Как подчеркивает сам Дубин в начале своего текста, его отношение к отечественной филологии высказывалось им неоднократно на протяжении последних двадцати лет, оставаясь все эти годы неизменным по своей сути. К этой неизменности я вернусь чуть позже. Начну с базового постулата, определяющего всю позицию Б. Дубина: филология должна ориентироваться на современность[4]. Филолог должен интересоваться современной литературой и писать о современной литературе:
<...> без такого интереса, без ценностно-направленного, выделенного отношения к современности нет и истории как открытой структуры, результата выбора со стороны индивидов и групп, поля их самостоятельных действий, инстанции личной и взаимной ответственности. Невозможна в таком случае и теория, —
пишет Дубин. К этому мнению полностью присоединился и С. Ушакин: он привел слова Дубина о необходимости «ценностно-направленного, выделенного отношения к современности» и построил на этих словах всю свою критику моей позиции.
Так вот: я полностью согласен с мнением Дубина и Ушакина о необходимости ценностно-направленного, выделенного отношения к современности. И тем не менее я совершенно не согласен с сутью позиции Дубина и Ушакина.
Проблема состоит в том, что и Дубин, и Ушакин как бы «по умолчанию», by default, отождествляют ценностно-направленное отношение к современности и занятия современностью. В случае С. Ушакина я готов даже допустить, что он отождествляет ценностно-направленное отношение к современности — с позитивным отношением к современности. Между тем, ценностно-направленное отношение к объекту не сводится ни к позитивному отношению, ни даже к говорению об этом объекте. Вопрос о ценностно- направленном отношении в интересующем нас контексте наиболее корректно сформулировал, как мне представляется, Макс Вебер:
Трансцендентальная предпосылка всех наук о культуре состоит не в том, что мы считаем определенную — или вообще какую бы то ни было — «культуру» ценной, а в том, что мы сами являемся людьми культуры, что мы обладаем способностью и волей, которые позволяют нам сознательно занять определенную позицию по отношению к миру и придать ему смысл. Каким бы этот смысл ни был, он станет основой наших суждений о различных явлениях совместного существования людей, заставит нас отнестись к ним (положительно или отрицательно) как к чему-то для нас значительному[5].
Но кто сказал, что обо всех явлениях, так или иначе значительных для нас, мы должны говорить публично? Более того, делать все эти явления предметом своего профессионального анализа? Разве фраза «он не пишет о современности» равносильна утверждениям «не интересуется современностью» или «не имеет своего мнения о современности»?

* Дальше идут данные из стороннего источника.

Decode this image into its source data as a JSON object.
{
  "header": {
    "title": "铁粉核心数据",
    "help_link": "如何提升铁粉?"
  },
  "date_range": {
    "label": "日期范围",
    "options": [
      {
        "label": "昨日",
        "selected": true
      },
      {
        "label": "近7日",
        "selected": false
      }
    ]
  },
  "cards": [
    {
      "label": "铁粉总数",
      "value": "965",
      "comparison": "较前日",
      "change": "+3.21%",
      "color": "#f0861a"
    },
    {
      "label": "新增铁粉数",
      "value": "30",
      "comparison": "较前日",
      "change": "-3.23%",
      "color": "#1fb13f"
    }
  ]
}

Во-первых, напомню очевидное: филология — равно как и история, и, например, археология — имеет главным предметом своего познания не современность, а именно прошлое. Отодвинутость предмета в прошлое, наличие хотя бы минимальной исторической дистанции обеспечивает филологу саму возможность минимально объективного суждения. В основе своей и филология, и история суть формы знания об умерших людях и их делах.

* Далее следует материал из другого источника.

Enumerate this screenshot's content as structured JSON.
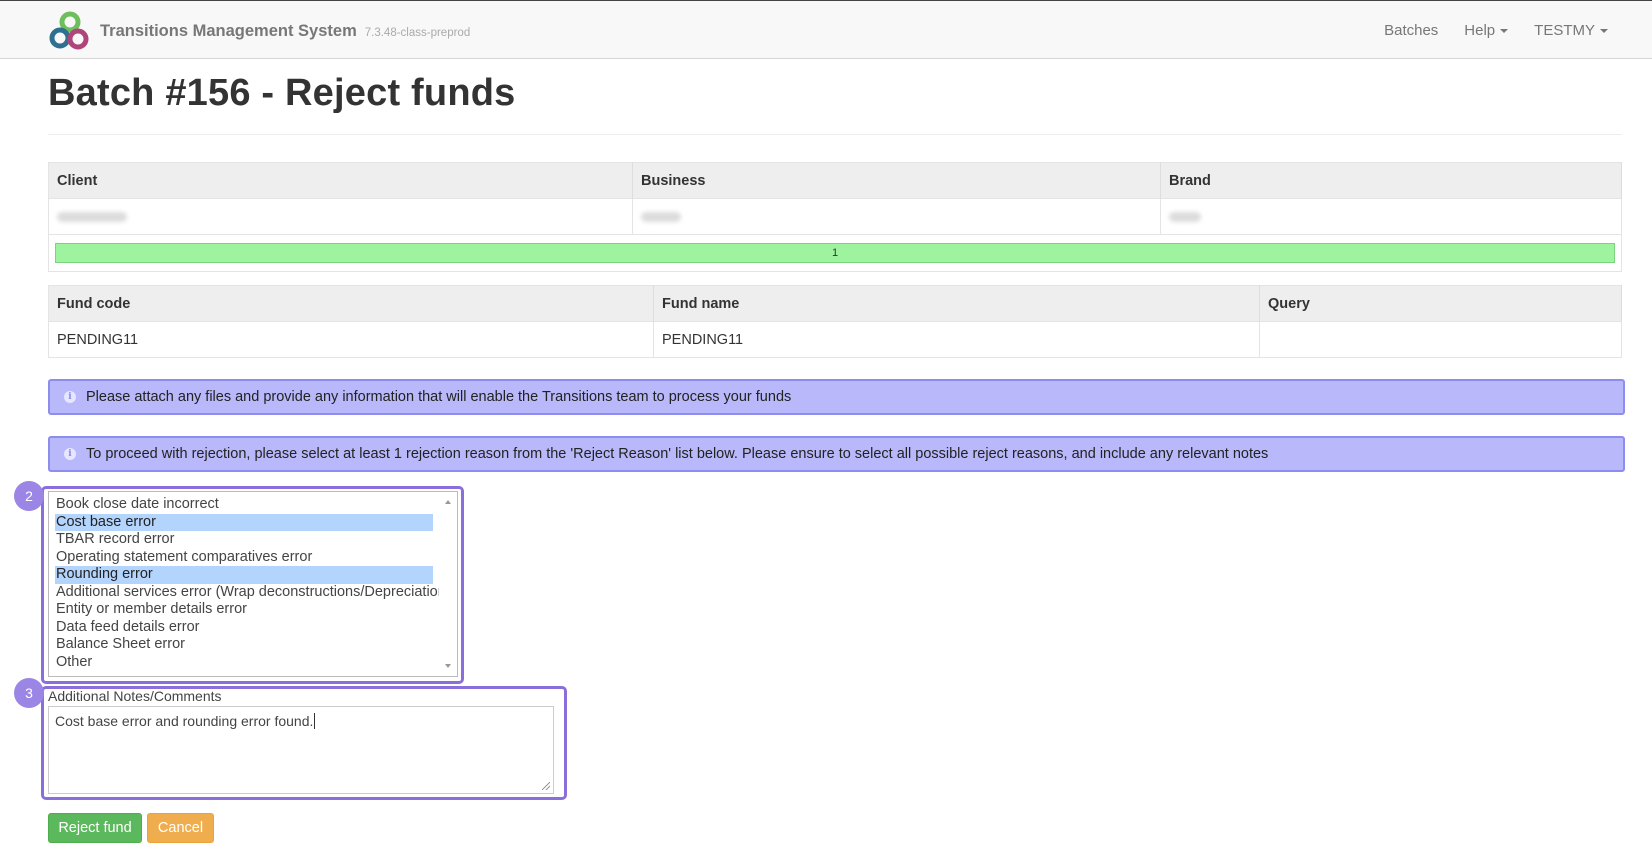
{
  "navbar": {
    "title": "Transitions Management System",
    "version": "7.3.48-class-preprod",
    "links": [
      {
        "label": "Batches",
        "dropdown": false
      },
      {
        "label": "Help",
        "dropdown": true
      },
      {
        "label": "TESTMY",
        "dropdown": true
      }
    ]
  },
  "page": {
    "title": "Batch #156 - Reject funds"
  },
  "client_table": {
    "headers": [
      "Client",
      "Business",
      "Brand"
    ],
    "progress_label": "1",
    "progress_fraction": 1.0
  },
  "fund_table": {
    "headers": [
      "Fund code",
      "Fund name",
      "Query"
    ],
    "row": [
      "PENDING11",
      "PENDING11",
      ""
    ]
  },
  "alerts": [
    "Please attach any files and provide any information that will enable the Transitions team to process your funds",
    "To proceed with rejection, please select at least 1 rejection reason from the 'Reject Reason' list below. Please ensure to select all possible reject reasons, and include any relevant notes"
  ],
  "reasons": [
    {
      "label": "Book close date incorrect",
      "selected": false
    },
    {
      "label": "Cost base error",
      "selected": true
    },
    {
      "label": "TBAR record error",
      "selected": false
    },
    {
      "label": "Operating statement comparatives error",
      "selected": false
    },
    {
      "label": "Rounding error",
      "selected": true
    },
    {
      "label": "Additional services error (Wrap deconstructions/Depreciation)",
      "selected": false
    },
    {
      "label": "Entity or member details error",
      "selected": false
    },
    {
      "label": "Data feed details error",
      "selected": false
    },
    {
      "label": "Balance Sheet error",
      "selected": false
    },
    {
      "label": "Other",
      "selected": false
    }
  ],
  "annotations": {
    "badge_reasons": "2",
    "badge_notes": "3"
  },
  "notes": {
    "label": "Additional Notes/Comments",
    "value": "Cost base error and rounding error found."
  },
  "buttons": {
    "reject": "Reject fund",
    "cancel": "Cancel"
  },
  "colors": {
    "alert_bg": "#b8b8fb",
    "annotation": "#8a6fdc",
    "progress": "#9ef49e",
    "btn_reject": "#5cb85c",
    "btn_cancel": "#f0ad4e",
    "selected_option": "#b3d4fc"
  }
}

Во-вторых, разумеется, филолог всегда может совмещать свою основную деятельность с занятиями современностью, то есть с литературной критикой. Именно совмещать — иначе он перестанет быть филологом и станет чистым критиком. Однако в качестве литературного критика разве не естественно филологу быть защитником своей литературной эпохи и своего литературного поколения? Борис Дубин и Лев Гудков всегда указывают филологам на Тынянова как на образец для подражания. Но свои критические статьи Тынянов писал о людях своего времени: о «Серапионовых братьях», о Есенине и Ходасевиче, о Маяковском, Ахматовой, Пастернаке и Мандельштаме. Время литературной критики Тынянова было временем исключительного расцвета русской литературы, когда даже писатели второго ряда были интересны и значительны. Значительна была современная литература в целом: это, несомненно, и оправдывало в глазах Тынянова занятия литературной критикой. Напомню, что основной массив литературно-критических статей Тынянова относится к 1921—1924 годам.

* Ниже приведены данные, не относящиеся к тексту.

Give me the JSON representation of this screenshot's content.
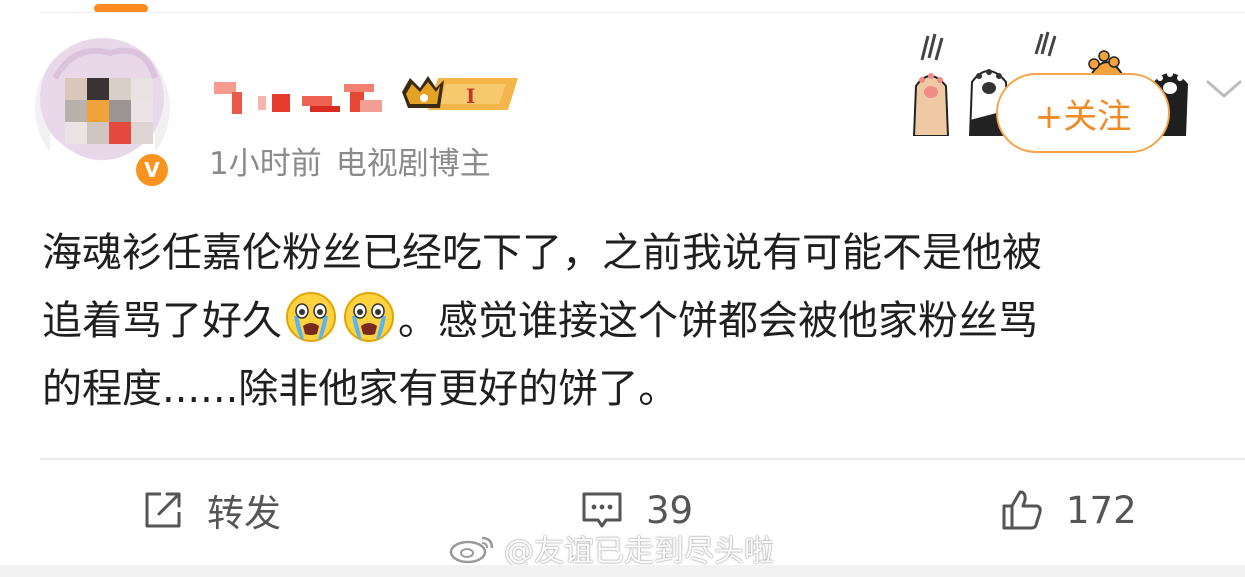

А если современная культура перестает быть значительной? Точнее, если вся значительность современного мира состоит в почти всепроникающей и глубочайшей незначительности? Именно такое суждение о нынешнем мире вынес в 1995 году — за год до своей смерти — Корнелиус Касториадис[6]; к сожалению, лично я сегодня могу лишь присоединиться к его мнению. Если почти в любом произведении современного искусства (за исключением творчества нескольких несгибаемых стариков) вам слышится один и тот же мес- сидж: «Рок-н-ролл (сиречь данный вид искусства) уже мертв, а я еще нет»? Что же тогда — как ни в чем не бывало, посвящать свое время изучению современности?
Мы знаем, как отвечал на подобные вопросы Тынянов. Напомню Борису Дубину историю, которая ему прекрасно известна. Лефовцы хотели переориентировать молодых ленинградских филологов на занятия современностью. Маяковский говорил Лидии Гинзбург, Борису Бухштабу и Николаю Коварскому: «Работайте на современной литературе. Бросьте заниматься филоложеством»[7] (каламбурный неологизм филоложество, несомненно, отсылает не к мужеложеству, а к труположеству; ср. также ложь и ничтожество). Чуть позже Лидия Гинзбург делает следующую запись:
В ответ на мои недоумения — почему это нужно непременно заниматься любой современной литературой, Брик говорил мне: «Вы все работаете в тылу. Разумеется, работать в тылу в своем роде нужно и полезно, но необходимо и почетно работать на фронте».
Я рассказала это Тынянову: тогда он как раз был не в ладах с москвичами, а потому говорил «они» и раздражался.
— А почему вы им не сказали, что они со своей литературой факта, — генералы без фронта?..[8]
К Борису Дубину, Льву Гудкову и всем иным поклонникам современности хочется обратить вопрос, замечательно (как и всегда) сформулированный Лидией Гинзбург: почему это нужно непременно заниматься любой современной литературой? В категорических призывах Дубина и Гудкова к занятиям современностью наибольший протест у меня вызывают две взаимосвязанные вещи: неприятный привкус обязаловки («нравится, не нравится — ешь!») и столь же неприятный привкус идолопоклонства. А как иначе назвать тот безусловный приоритет, который отдается изучению современности, какова бы эта современность ни была? «Современность важнее всего — просто потому, что это современность».
Из этого исходного несогласия вырастает несогласие со всей последующей системой аргументов и примеров, которые использует Дубин. Так, в качестве безусловного образца для подражания (опять эта нормативная безусловность!) Дубин приводит ситуацию «во Франции, Испании, Португалии и Латинской Америке, Великобритании и США, Польше, Чехии и Венгрии», где
о любом значительном сегодняшнем поэте или прозаике, скажем, поколения сорокалетних <...> я найду не по одной аналитической монографии филолога, а об их сверстниках в России, и блестящих, — в лучшем случае, литературно-критическое эссе, а чаще рецензию или абзац в толстожурнальном обзоре.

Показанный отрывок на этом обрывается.